Throughout this year, I’ve written here about how our city has preserved, pivoted and risen to the challenges in front of us.
While you’ll be reading this in the beginning of December, I’m sitting here in early November as news of various vaccines fills my newsfeed and TV screen. Hope seems on the way. Life could return to normal at some point in 2021. But what does that actually look like?
The COVID-19 pandemic and everything else that’s come with 2020 has changed me. I am not the same person who started off Jan. 1, 2020. I don’t even remember what ambitions and plans I had then. And it doesn’t really matter.
I’d like to think, like many of you, that I have preserved, pivoted and risen to the challenges. I’ve made sacrifices, however small and seemingly insignificant, to help bend the curve. I’ve missed family gatherings and birthdays. I’ve had to make tough choices at work about budgets, what stories we tell and my coworkers’ capacity.
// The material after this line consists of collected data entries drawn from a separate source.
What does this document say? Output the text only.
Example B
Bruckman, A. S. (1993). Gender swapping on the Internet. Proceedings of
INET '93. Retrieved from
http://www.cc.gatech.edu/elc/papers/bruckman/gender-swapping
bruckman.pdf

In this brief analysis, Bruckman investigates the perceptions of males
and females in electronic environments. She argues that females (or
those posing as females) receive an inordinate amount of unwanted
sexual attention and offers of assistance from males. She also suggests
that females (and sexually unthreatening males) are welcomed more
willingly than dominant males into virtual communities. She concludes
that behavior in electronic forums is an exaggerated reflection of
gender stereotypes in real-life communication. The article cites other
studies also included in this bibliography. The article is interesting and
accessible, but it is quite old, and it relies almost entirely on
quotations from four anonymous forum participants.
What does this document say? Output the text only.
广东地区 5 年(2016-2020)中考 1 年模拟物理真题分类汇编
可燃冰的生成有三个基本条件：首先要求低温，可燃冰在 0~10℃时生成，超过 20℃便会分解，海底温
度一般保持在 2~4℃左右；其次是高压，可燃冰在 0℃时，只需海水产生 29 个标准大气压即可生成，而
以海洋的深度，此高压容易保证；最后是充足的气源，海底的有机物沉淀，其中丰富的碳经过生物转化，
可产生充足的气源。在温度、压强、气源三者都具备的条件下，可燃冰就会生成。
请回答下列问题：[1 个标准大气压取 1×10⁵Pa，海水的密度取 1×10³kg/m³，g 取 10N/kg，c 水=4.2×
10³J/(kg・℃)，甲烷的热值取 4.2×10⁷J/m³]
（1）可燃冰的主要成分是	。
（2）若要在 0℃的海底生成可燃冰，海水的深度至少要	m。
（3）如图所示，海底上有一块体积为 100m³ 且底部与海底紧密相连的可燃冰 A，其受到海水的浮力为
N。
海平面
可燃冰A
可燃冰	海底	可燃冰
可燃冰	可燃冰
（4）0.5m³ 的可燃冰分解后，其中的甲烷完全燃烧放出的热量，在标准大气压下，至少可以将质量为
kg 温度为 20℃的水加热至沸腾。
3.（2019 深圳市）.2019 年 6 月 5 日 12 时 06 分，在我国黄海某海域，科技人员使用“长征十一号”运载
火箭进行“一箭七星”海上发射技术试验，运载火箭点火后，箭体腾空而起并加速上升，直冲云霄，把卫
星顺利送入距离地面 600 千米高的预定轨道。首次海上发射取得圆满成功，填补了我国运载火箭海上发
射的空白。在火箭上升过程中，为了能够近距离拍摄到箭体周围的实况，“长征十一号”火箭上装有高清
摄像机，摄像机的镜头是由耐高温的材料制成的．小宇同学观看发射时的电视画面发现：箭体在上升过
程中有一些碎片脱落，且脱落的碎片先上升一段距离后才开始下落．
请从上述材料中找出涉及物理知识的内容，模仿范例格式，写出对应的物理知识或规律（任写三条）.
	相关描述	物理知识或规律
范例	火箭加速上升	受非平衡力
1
I’ve been resolute in wearing a mask and participating in social distancing. How I’ve wanted to just hug my best friend these last nine months or see my mom who lives in Florida, especially during this time when she would plan her yearly visit.
But what I’ve learned about myself is that I’m determined. I’m determined to not give up. I’ve learned to be patient — with others and myself. I’ve learned to find solace in small, ordinary things, from the letter carrier who walks past my house every day to the mundane noises of my home with its low buzz of appliances and chirping birds.
I’ve learned (not mastered) how to talk about the hard stuff with family (yes, politics and racial injustice) and have tried to find some common ground. I am thankful for those conversations as it reminds me there’s a way back and a way forward.
Reading more books and watching less TV have been like a balm to my soul (though I’m grateful for every morsel of The Great British Baking Show). And I’ve fully embraced loungewear, letting my naturally curly hair take flight while learning to love myself without a stitch of makeup.
So while there’s still much that needs to be righted and fixed, I hope that like me, you have been able to find those moments of joy, growth and discovery within yourself. As we look forward to what 2021 brings, let’s go into the new year as kinder, gentler versions of ourselves.